Hunting black swans with big data

Dec 6, 2012

In times of worldwide economic crisis, natural disasters, and political turmoil, one often wonders if such events couldn’t have been mitigated or avoided altogether with the help of the latest technological developments. The United Nations Development Programme offers a potential answer in the form of a software that allows better data visualization and detection of irregular patterns.

The web-data intelligence analysis company Recorded Future offers tools to scan more than 100,000 online resources according to set parameters, and then extracts, measures, and organizes the data in an attempt to single out early warning signs for these kinds of events.

The UNDP and Recorded Future recently tested the robustness of this intelligence software on the four-month period leading up to the 2008 Georgia-Russian conflict and discussed the process in a recent blog post.

As predicted, Georgia was mentioned with increasing frequency in online news as the critical moment approached. The qualitative analysis of the data, however, revealed several flaws in that only English-language sources were taken into account (leaving out the local media or Georgian-language microbloggers) and that the system picked up more stories closer to the present day.
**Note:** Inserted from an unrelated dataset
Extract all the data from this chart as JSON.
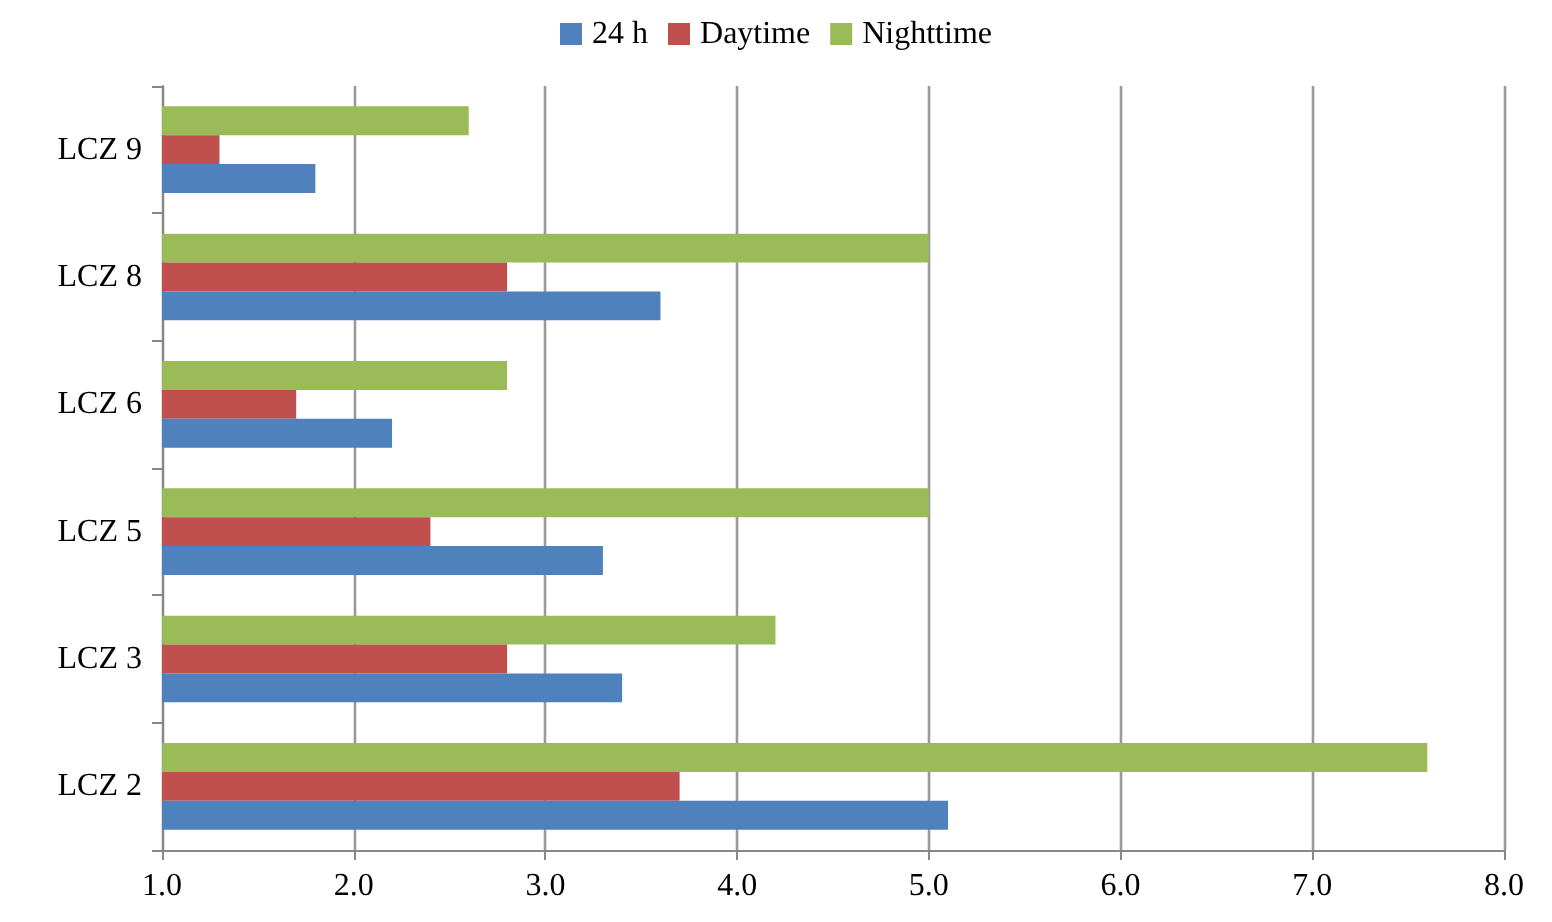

As a side note, the idea behind the software is very reminiscent of—and in fact challenging for—Nassim Nicholas Taleb’s Black Swan theory, which describes an event that is, in his author’s words, an

“outlier, as it lies outside the realm of regular expectations, because nothing in the past can convincingly point to its possibility. Second, it carries an extreme impact. Third, in spite of its outlier status, human nature makes us concoct explanations for its occurrence after the fact, making it explainable and predictable”.
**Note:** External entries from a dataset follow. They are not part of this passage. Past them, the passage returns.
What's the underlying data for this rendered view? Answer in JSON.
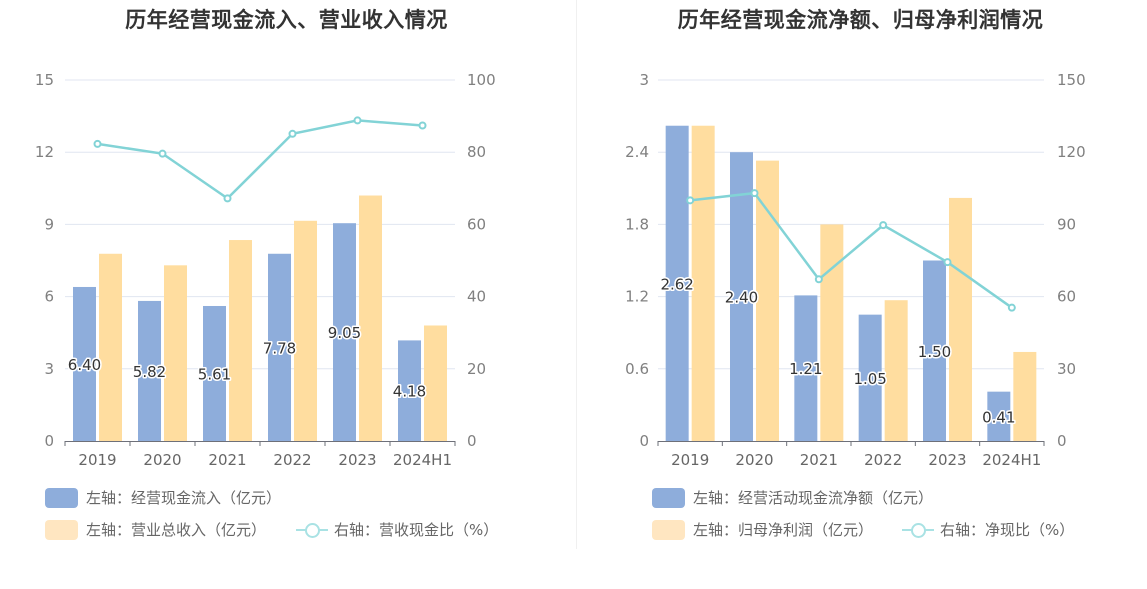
{
  "charts": [
    {
      "title": "历年经营现金流入、营业收入情况",
      "legend": [
        {
          "label": "左轴：经营现金流入（亿元）",
          "color": "#8eaddb",
          "kind": "bar"
        },
        {
          "label": "左轴：营业总收入（亿元）",
          "color": "#ffe6c1",
          "kind": "bar"
        },
        {
          "label": "右轴：营收现金比（%）",
          "color": "#a9e2e4",
          "kind": "line"
        }
      ]
    },
    {
      "title": "历年经营现金流净额、归母净利润情况",
      "legend": [
        {
          "label": "左轴：经营活动现金流净额（亿元）",
          "color": "#8eaddb",
          "kind": "bar"
        },
        {
          "label": "左轴：归母净利润（亿元）",
          "color": "#ffe6c1",
          "kind": "bar"
        },
        {
          "label": "右轴：净现比（%）",
          "color": "#a9e2e4",
          "kind": "line"
        }
      ]
    }
  ],
  "chart_data": [
    {
      "type": "bar",
      "title": "历年经营现金流入、营业收入情况",
      "categories": [
        "2019",
        "2020",
        "2021",
        "2022",
        "2023",
        "2024H1"
      ],
      "y_left": {
        "min": 0,
        "max": 15,
        "ticks": [
          "0",
          "3",
          "6",
          "9",
          "12",
          "15"
        ]
      },
      "y_right": {
        "min": 0,
        "max": 100,
        "ticks": [
          "0",
          "20",
          "40",
          "60",
          "80",
          "100"
        ]
      },
      "grid": true,
      "legend_position": "bottom-left",
      "series": [
        {
          "name": "经营现金流入（亿元）",
          "axis": "left",
          "type": "bar",
          "color": "#8eaddb",
          "values": [
            6.4,
            5.82,
            5.61,
            7.78,
            9.05,
            4.18
          ],
          "labels": [
            "6.40",
            "5.82",
            "5.61",
            "7.78",
            "9.05",
            "4.18"
          ]
        },
        {
          "name": "营业总收入（亿元）",
          "axis": "left",
          "type": "bar",
          "color": "#ffdd9f",
          "values": [
            7.78,
            7.3,
            8.35,
            9.15,
            10.2,
            4.8
          ]
        },
        {
          "name": "营收现金比（%）",
          "axis": "right",
          "type": "line",
          "color": "#82d3d6",
          "values": [
            82.3,
            79.6,
            67.2,
            85.1,
            88.8,
            87.4
          ]
        }
      ]
    },
    {
      "type": "bar",
      "title": "历年经营现金流净额、归母净利润情况",
      "categories": [
        "2019",
        "2020",
        "2021",
        "2022",
        "2023",
        "2024H1"
      ],
      "y_left": {
        "min": 0,
        "max": 3,
        "ticks": [
          "0",
          "0.6",
          "1.2",
          "1.8",
          "2.4",
          "3"
        ]
      },
      "y_right": {
        "min": 0,
        "max": 150,
        "ticks": [
          "0",
          "30",
          "60",
          "90",
          "120",
          "150"
        ]
      },
      "grid": true,
      "legend_position": "bottom-left",
      "series": [
        {
          "name": "经营活动现金流净额（亿元）",
          "axis": "left",
          "type": "bar",
          "color": "#8eaddb",
          "values": [
            2.62,
            2.4,
            1.21,
            1.05,
            1.5,
            0.41
          ],
          "labels": [
            "2.62",
            "2.40",
            "1.21",
            "1.05",
            "1.50",
            "0.41"
          ]
        },
        {
          "name": "归母净利润（亿元）",
          "axis": "left",
          "type": "bar",
          "color": "#ffdd9f",
          "values": [
            2.62,
            2.33,
            1.8,
            1.17,
            2.02,
            0.74
          ]
        },
        {
          "name": "净现比（%）",
          "axis": "right",
          "type": "line",
          "color": "#82d3d6",
          "values": [
            100.0,
            103.0,
            67.2,
            89.7,
            74.3,
            55.4
          ]
        }
      ]
    }
  ]
}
Naleb argues that such events are impossible to predict per se, so the only approach is to build robust models to mitigate the effects of the negative ones and to use the positive ones to their fullest potential.  As such, the predictive success of Recorded Future would imply a refutation of the Black Swan and could offer a magic tool turning black swans such as the rise of Internet and Black Friday into their easier-to-manage white counterparts.

Going deeper, the analysts looking at the data on the Georgia-Russia conflict constructed a model based on past knowledge: namely, that an increase in the mentions of violence in a discourse foretells upcoming violent events. The data disproved the assumption, an unsurprising fact in light of another aviary-named theory. To exemplify the fallacies of inductive reasoning, Bertrand Russell gave the example of a chicken fed every morning that rightfully assumes that nothing would disrupt the pattern-until the day the farmer kills it for his dinner table.

The researchers then refined their model by including the qualitative aspect of the data and testing if “message may provide insights about the speaker’s attitude to the status quo”. Specifically, they assumed that a message that “contains references to military and security issues (as opposed to tourism development), focuses on response and reaction to what others are saying, it is indicative of a speaker’s discontent with the status quo”. Although the data proved them right, their model was flawed by several glitches. Once again, the forward-looking statements appeared only in early 2009. Secondly, they increased in 2012, a natural pattern in the run-up to the parliamentary elections. And thirdly, as the researchers pointed out, a donor conference held at the end of 2008 skewed the data in favor of such statements.

Overall, Recorded Future proves an interesting and useful tool for a researcher dealing with a large amount of data, provided that the said researcher also has a keen “ornithological” eye that knows how to properly “see” black swans.